The Thetford UKIP Member, Mr Denis Crawford was the link for the Norfolk Health Scrutiny Committee.
Councillor Kybird had attended a regional scrutiny briefing in Peterborough.
(a) A copy of the Commission’s work programme is attached. The Commission is asked to agree any additions, deletions or amendments to the programme as appropriate.
(b) Member Issues: In accordance with the Commission’s protocol for member leadership, which states that members of the Commission will take the lead in selecting topics for overview and scrutiny and in the questioning of witnesses, members are invited to put forward items for selection for future review.
A copy of the Key Decision Plan is attached for Members’ information.
The Chairman thought that Terms of Reference were needed for the item on investment in the district.

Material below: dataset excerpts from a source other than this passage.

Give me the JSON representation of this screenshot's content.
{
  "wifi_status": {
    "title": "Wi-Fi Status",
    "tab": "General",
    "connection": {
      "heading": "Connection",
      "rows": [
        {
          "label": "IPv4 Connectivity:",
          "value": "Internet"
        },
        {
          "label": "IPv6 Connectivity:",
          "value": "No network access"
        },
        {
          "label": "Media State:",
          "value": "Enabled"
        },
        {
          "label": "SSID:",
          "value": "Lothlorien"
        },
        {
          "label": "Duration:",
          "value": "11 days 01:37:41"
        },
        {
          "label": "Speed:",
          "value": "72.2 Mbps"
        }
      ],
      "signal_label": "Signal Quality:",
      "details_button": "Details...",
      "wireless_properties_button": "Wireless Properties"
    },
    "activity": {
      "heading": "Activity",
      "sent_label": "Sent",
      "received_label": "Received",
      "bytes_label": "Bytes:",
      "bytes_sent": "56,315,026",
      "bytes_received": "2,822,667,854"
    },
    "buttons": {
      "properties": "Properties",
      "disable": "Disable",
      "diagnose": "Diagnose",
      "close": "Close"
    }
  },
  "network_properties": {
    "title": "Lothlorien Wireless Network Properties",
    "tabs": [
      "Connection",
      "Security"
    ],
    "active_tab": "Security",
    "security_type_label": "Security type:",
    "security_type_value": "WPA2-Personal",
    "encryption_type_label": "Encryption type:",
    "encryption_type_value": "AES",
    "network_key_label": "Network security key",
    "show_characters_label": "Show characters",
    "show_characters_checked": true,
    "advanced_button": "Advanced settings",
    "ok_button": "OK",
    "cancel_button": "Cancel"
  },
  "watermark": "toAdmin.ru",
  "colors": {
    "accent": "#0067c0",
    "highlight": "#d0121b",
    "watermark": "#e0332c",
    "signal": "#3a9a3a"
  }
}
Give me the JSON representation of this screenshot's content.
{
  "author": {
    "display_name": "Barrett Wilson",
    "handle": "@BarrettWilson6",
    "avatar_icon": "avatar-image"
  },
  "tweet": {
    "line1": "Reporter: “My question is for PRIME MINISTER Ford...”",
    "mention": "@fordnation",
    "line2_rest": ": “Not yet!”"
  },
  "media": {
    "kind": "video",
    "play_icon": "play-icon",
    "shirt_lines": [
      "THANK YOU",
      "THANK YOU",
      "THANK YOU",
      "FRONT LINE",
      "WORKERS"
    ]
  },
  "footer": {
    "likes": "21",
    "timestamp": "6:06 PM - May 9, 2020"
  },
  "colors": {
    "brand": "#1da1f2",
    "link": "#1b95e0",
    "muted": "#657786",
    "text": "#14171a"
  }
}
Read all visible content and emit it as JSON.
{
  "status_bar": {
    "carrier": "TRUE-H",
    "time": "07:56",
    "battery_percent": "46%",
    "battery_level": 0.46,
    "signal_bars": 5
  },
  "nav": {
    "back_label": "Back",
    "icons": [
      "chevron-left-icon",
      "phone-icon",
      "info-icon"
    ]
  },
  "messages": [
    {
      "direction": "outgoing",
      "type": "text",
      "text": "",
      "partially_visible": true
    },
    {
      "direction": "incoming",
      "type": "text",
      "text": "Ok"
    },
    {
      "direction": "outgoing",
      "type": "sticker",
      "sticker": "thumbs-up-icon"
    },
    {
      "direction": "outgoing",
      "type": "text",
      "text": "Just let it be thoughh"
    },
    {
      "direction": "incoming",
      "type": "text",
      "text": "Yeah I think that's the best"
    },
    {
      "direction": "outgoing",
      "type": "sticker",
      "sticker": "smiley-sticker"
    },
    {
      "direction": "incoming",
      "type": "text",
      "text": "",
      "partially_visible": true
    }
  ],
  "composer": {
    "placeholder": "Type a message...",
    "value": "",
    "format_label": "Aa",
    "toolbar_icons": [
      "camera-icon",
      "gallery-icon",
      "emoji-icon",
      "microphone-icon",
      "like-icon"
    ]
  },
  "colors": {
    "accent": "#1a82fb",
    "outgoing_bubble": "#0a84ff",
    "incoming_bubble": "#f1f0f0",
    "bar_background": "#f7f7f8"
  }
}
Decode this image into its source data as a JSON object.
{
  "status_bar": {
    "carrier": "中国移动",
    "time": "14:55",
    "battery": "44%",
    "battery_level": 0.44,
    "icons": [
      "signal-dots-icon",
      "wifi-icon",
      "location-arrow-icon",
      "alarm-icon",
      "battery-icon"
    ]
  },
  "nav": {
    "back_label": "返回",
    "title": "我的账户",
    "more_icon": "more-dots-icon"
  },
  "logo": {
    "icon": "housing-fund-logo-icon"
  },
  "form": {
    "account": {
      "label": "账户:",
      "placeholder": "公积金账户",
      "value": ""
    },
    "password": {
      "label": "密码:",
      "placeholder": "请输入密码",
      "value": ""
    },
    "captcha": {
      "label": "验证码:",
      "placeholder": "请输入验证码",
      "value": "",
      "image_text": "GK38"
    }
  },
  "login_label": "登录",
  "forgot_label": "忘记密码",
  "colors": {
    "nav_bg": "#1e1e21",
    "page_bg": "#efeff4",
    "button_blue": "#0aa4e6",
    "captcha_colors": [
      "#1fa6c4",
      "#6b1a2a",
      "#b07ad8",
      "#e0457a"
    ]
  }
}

It should have a broad brush approach and include residential and commercial development as well as trying to decide where it would be best to invest to promote growth.
Councillor Kybird suggested that the LABV might address some of those concerns and the Executive Member explained that although only 26 properties were included in that project initially there was scope to add more. He added that he was aware that Councillor Rogers had hoped that the Council would buy some employment land in Carbrooke. An appraisal had been carried out and it had not proved viable to do so.
Next Meeting (Agenda Item 16)
To note the arrangements for the next meeting to be held on 12 September 2013 at 2.00pm in the Anglia Room.
The arrangements for the next meeting on 12 September 2013 at 2pm in the Anglia Room were noted.